The group of investors comprises two Swedish pension funds, AMF and the First Swedish National Pension Fund (AP1), as well as Folksam, a Swedish insurance company.
The preference shares may be repurchased or converted into listed ordinary shares upon the majority shareholder’s decision. At this time, no decision has been taken.
The issuance has been conducted to further diversify Volvo Cars' long term funding sources.
The detailed terms of the sale have not been disclosed, but the transaction will have an immaterial dilutive effect on the current 100 per cent ownership of Volvo Cars by Zhejiang Geely Holdings.
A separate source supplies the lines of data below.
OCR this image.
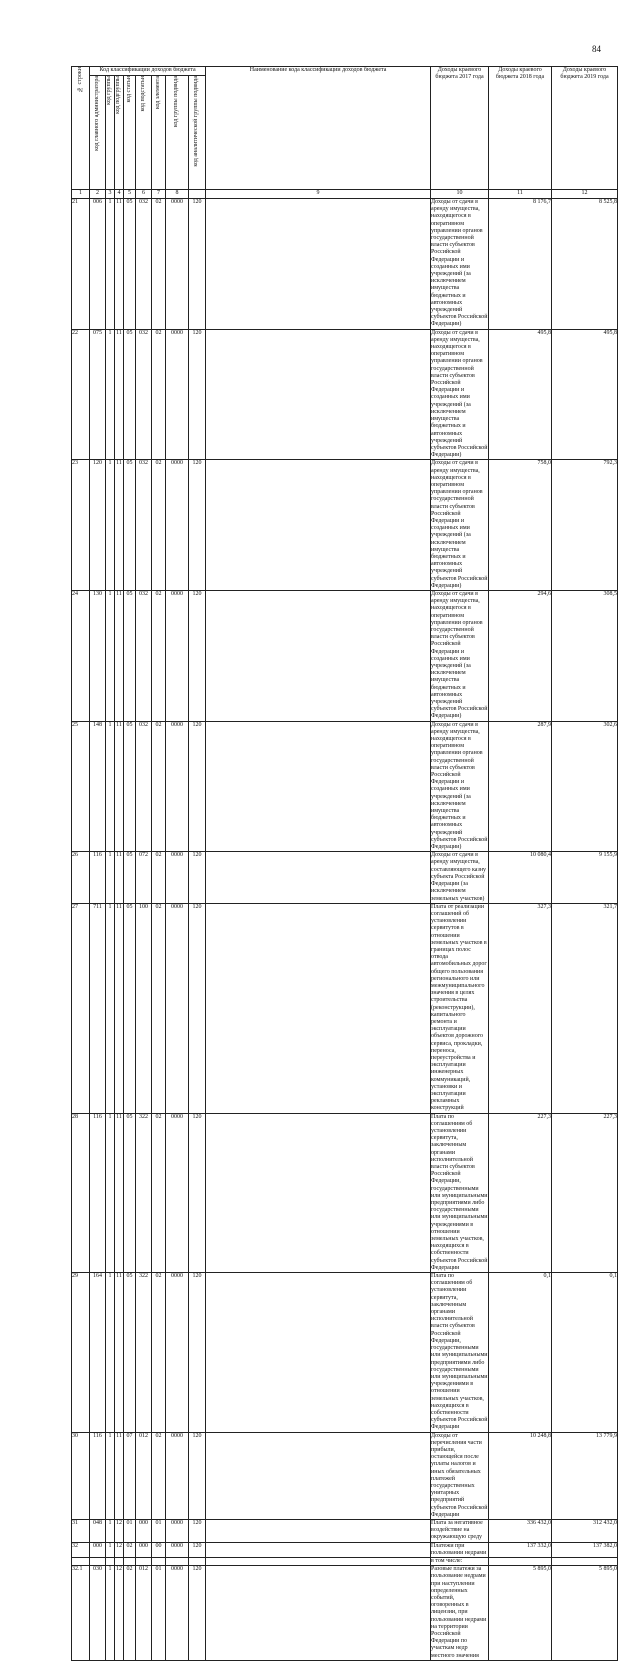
84
№ строки	Код классификации доходов бюджета								Наименование кода классификации доходов бюджета	Доходы краевого бюджета 2017 года	Доходы краевого бюджета 2018 года	Доходы краевого бюджета 2019 года	

	код главного администратора	код группы	код подгруппы	код статьи	код подстатьи	код элемента	код группы подвида	код аналитической группы подвида					

1	2	3	4	5	6	7	8		9	10	11	12	
21	006	1	11	05	032	02	0000	120		Доходы от сдачи в аренду имущества, находящегося в оперативном управлении органов государственной власти субъектов Российской Федерации и созданных ими учреждений (за исключением имущества бюджетных и автономных учреждений субъектов Российской Федерации)	8 176,7	8 525,8	
22	075	1	11	05	032	02	0000	120		Доходы от сдачи в аренду имущества, находящегося в оперативном управлении органов государственной власти субъектов Российской Федерации и созданных ими учреждений (за исключением имущества бюджетных и автономных учреждений субъектов Российской Федерации)	495,8	495,8	
23	120	1	11	05	032	02	0000	120		Доходы от сдачи в аренду имущества, находящегося в оперативном управлении органов государственной власти субъектов Российской Федерации и созданных ими учреждений (за исключением имущества бюджетных и автономных учреждений субъектов Российской Федерации)	758,0	792,3	
24	130	1	11	05	032	02	0000	120		Доходы от сдачи в аренду имущества, находящегося в оперативном управлении органов государственной власти субъектов Российской Федерации и созданных ими учреждений (за исключением имущества бюджетных и автономных учреждений субъектов Российской Федерации)	294,6	308,5	
25	148	1	11	05	032	02	0000	120		Доходы от сдачи в аренду имущества, находящегося в оперативном управлении органов государственной власти субъектов Российской Федерации и созданных ими учреждений (за исключением имущества бюджетных и автономных учреждений субъектов Российской Федерации)	287,9	302,6	
26	116	1	11	05	072	02	0000	120		Доходы от сдачи в аренду имущества, составляющего казну субъекта Российской Федерации (за исключением земельных участков)	10 080,4	9 155,9	
27	711	1	11	05	100	02	0000	120		Плата от реализации соглашений об установлении сервитутов в отношении земельных участков в границах полос отвода автомобильных дорог общего пользования регионального или межмуниципального значения в целях строительства (реконструкции), капитального ремонта и эксплуатации объектов дорожного сервиса, прокладки, переноса, переустройства и эксплуатации инженерных коммуникаций, установки и эксплуатации рекламных конструкций	327,3	321,7	
28	116	1	11	05	322	02	0000	120		Плата по соглашениям об установлении сервитута, заключенным органами исполнительной власти субъектов Российской Федерации, государственными или муниципальными предприятиями либо государственными или муниципальными учреждениями в отношении земельных участков, находящихся в собственности субъектов Российской Федерации	227,3	227,3	
29	164	1	11	05	322	02	0000	120		Плата по соглашениям об установлении сервитута, заключенным органами исполнительной власти субъектов Российской Федерации, государственными или муниципальными предприятиями либо государственными или муниципальными учреждениями в отношении земельных участков, находящихся в собственности субъектов Российской Федерации	0,1	0,1	
30	116	1	11	07	012	02	0000	120		Доходы от перечисления части прибыли, остающейся после уплаты налогов и иных обязательных платежей государственных унитарных предприятий субъектов Российской Федерации	10 248,8	13 779,9	
31	048	1	12	01	000	01	0000	120		Плата за негативное воздействие на окружающую среду	336 432,0	312 432,0	
32	000	1	12	02	000	00	0000	120		Платежи при пользовании недрами	137 332,0	137 382,0	
										в том числе:			
32.1	030	1	12	02	012	01	0000	120		Разовые платежи за пользование недрами при наступлении определенных событий, оговоренных в лицензии, при пользовании недрами на территории Российской Федерации по участкам недр местного значения	5 895,0	5 895,0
The share sale follows two bond issues earlier this year, a EUR500m bond to global institutional investors in May, and a further SEK3bn to Swedish institutional investors in November. The bonds were issued for general corporate purposes and aimed at increasing the company's financial flexibility.
"Volvo Cars’ financial performance is strong. It is expected that 2016 will be another record year in terms of sales, with growth coming across the board from its three main sales regions of Europe, China and the US," a company statement said.
Operating profit for the first nine months of the year was SEK7.7bn compared to a full year operating profit for the whole of 2015 of SEK6.6bn, prompting Volvo Cars' expectations for the full year to "substantially improve" profits compared to last year.